● 13年11月11日 ひょうきん弁護士

ひょうきん弁護士2 №64 公安警察官によるスパイ強要



1984(昭和59)年2月7日午後11時20分ころ、北九州市八幡西区黒崎方面から自宅のある芦屋方面へ軽トラックを運転していた川上氏は、後ろからつけてきた乗用車に芦屋町山鹿付近の人家のない場所で追い越されて、車の窓から赤い懐中電灯を振られ停止するように命じられた。

川上氏が指示に従って停止すると、三人の男が車から降りて警察手帳を見せたうえ「交通違反をしている。車には切符がないから駐在所にきてもらう」と言って、川上氏を乗用車に乗せた。同日午後11時40分ころ、川上氏は折尾警察署芦屋派出所の二階の部屋に連れて行かれた。

三人の警官は、一人が出入り口の所に立ち、他の二人が川上氏をはさんで座り、川上氏が脱出できないようにしつつ、「お前を連れてきたのは交通違反で連れてきたんじゃない」「俺たちは左翼対策の者だ」「悪いようにはせんから協力してくれ」「お前は民青やろうが」「グラフの表紙にも出とったし、全国協、全国大会に参加したこともちゃんと調べてあるんど」などと目的を明かした。

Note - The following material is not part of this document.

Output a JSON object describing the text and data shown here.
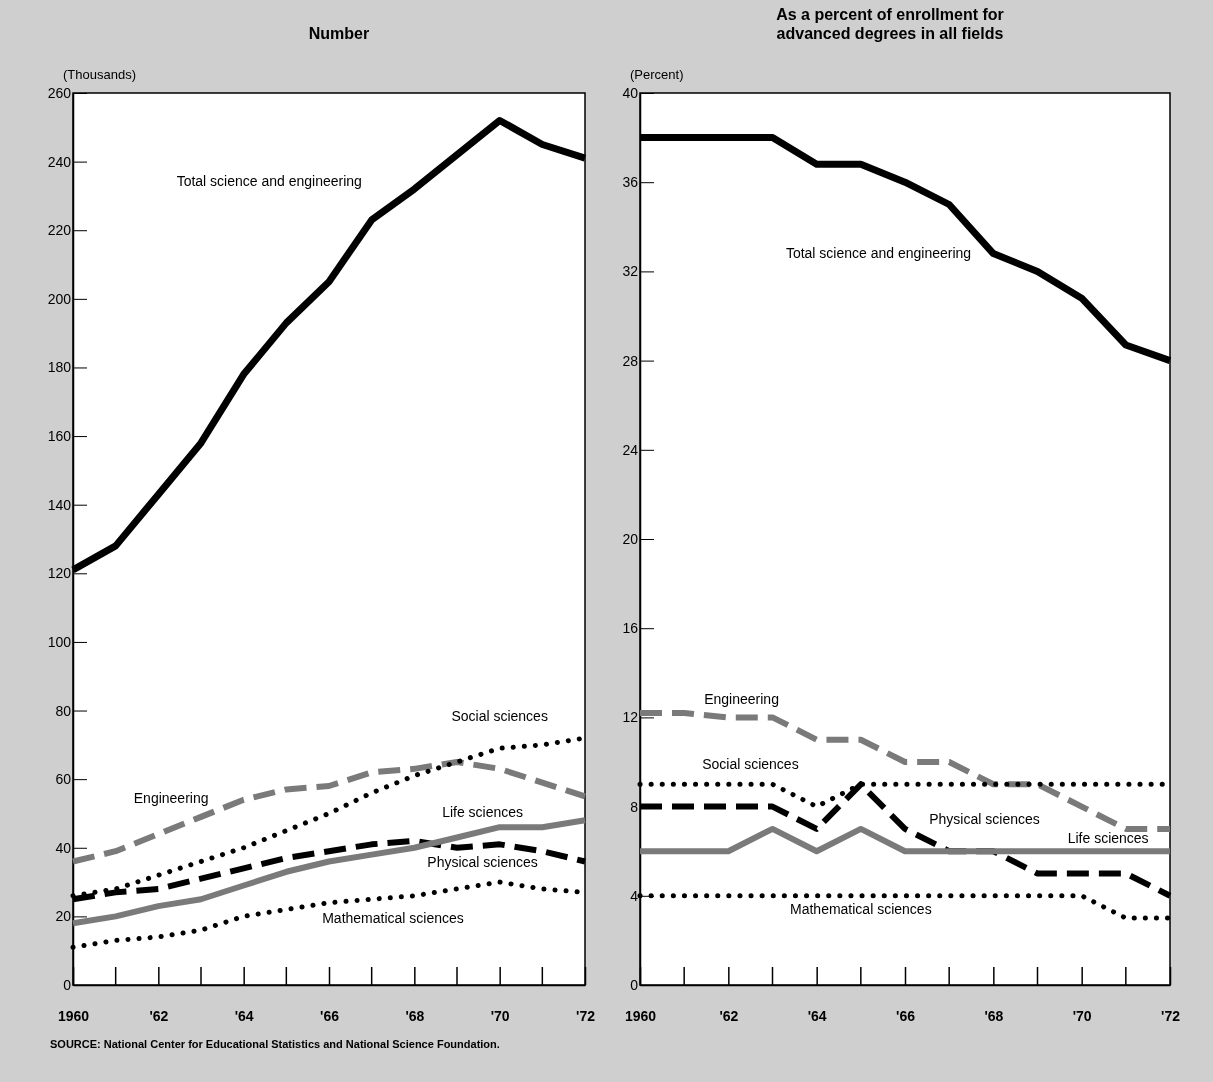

そして、川上氏が松田と写っている写真を取り出し、「お前と会っている男は公調 (公安調査庁)や。この写真がばらまかれたら、お前の党員や同盟員としての資格もなくなるし、政治生命もなくなる。芦屋に住んでおれんようになるぞ。民青新聞やら渡しよったろうが。そういうことが県や中央にばれれば、スパイとして査問委員会にかけられるぞ。そんなんなったら大変やろ。俺たちも悪いようにはせんから、共産党や民青の情報を集めるのに協力してくれれば、交通違反も取り消すし、お前の収入の三倍の金は出す」などと川上氏に脅かしと懐柔で、情報提供を強く迫ってきた。 川上氏はこれを拒否したが、三人の警官は同趣旨のことを繰り返し述べて、スパイになるよう強要し続けた。

川上氏は派出所に連れ込まれて約二時間後の11月8日午前1時30分ころ、同日午後一時に喫茶店で再び会うことを約束した。

そこで、ようやく警官らは川上氏を解放した。